Sample Swing Application #2: HP OpenView Service Desk 5.0 Console
JXInsight 4.1 ships with an custom trace extension for HP OpenView ServiceDesk 5.0 that supports distributed tracing from client-to-server-to-database. The following screen shot shows the client side traces generated by a traced version of the Service Desk 5.0 Swing application console. The Remote Traces Table view shows the remote traces found in the clustered snapshot (client and server snapshots have been merged) for the selected trace, postEvent, in the Trace Table view.




The following screen shot of the sever-side traces within the HP OpenView application server shows the client trace inserted into the server-side request trace stack. Please note that there are in fact 2 client traces. One client trace (postEvent) is embedded in another client trace (dispatchEvent) because within the HP OpenView ServiceDesk 5.0 console the sending of the request originated from an event posted to the AWT EventQueue from another thread. This shows the powerful and unique distributed tracing capabilities of JXInsight tracking a request across multiple threads and processes.




Switching the bottom view site to Client Trace Points Table view makes it is extremely easy to pinpoint the actual client side call stack for server side request even when the request was generated indirectly by another thread within a Java Swing application. In the example below the AppServerEntity.find operation was initiated by the placing of a AWTEvent on the EventQueue by the OVSwingUtilities class.

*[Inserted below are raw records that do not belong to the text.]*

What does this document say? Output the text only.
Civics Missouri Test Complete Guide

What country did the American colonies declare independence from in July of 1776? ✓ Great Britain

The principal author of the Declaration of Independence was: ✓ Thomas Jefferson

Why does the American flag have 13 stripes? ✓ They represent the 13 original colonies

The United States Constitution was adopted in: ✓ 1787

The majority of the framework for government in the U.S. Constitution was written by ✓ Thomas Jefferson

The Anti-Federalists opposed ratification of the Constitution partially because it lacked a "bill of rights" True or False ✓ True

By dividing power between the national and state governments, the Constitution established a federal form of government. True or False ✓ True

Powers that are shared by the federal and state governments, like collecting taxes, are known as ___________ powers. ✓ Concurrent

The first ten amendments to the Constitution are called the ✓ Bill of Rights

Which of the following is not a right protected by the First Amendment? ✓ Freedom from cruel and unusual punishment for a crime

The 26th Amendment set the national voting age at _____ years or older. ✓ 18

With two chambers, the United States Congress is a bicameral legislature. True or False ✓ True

When the AWTEvent was dispatched by the enclosing of a java.lang.Runnable within an java.awt.InvocationEvent a call was on the client-side proxy of the AppServerEntity component. Prior to the transmission of the remote request the client trace stack was dynamically inserted into the payload of the request and then extracted from within the server and inserted into the trace stack of the server side processing thread.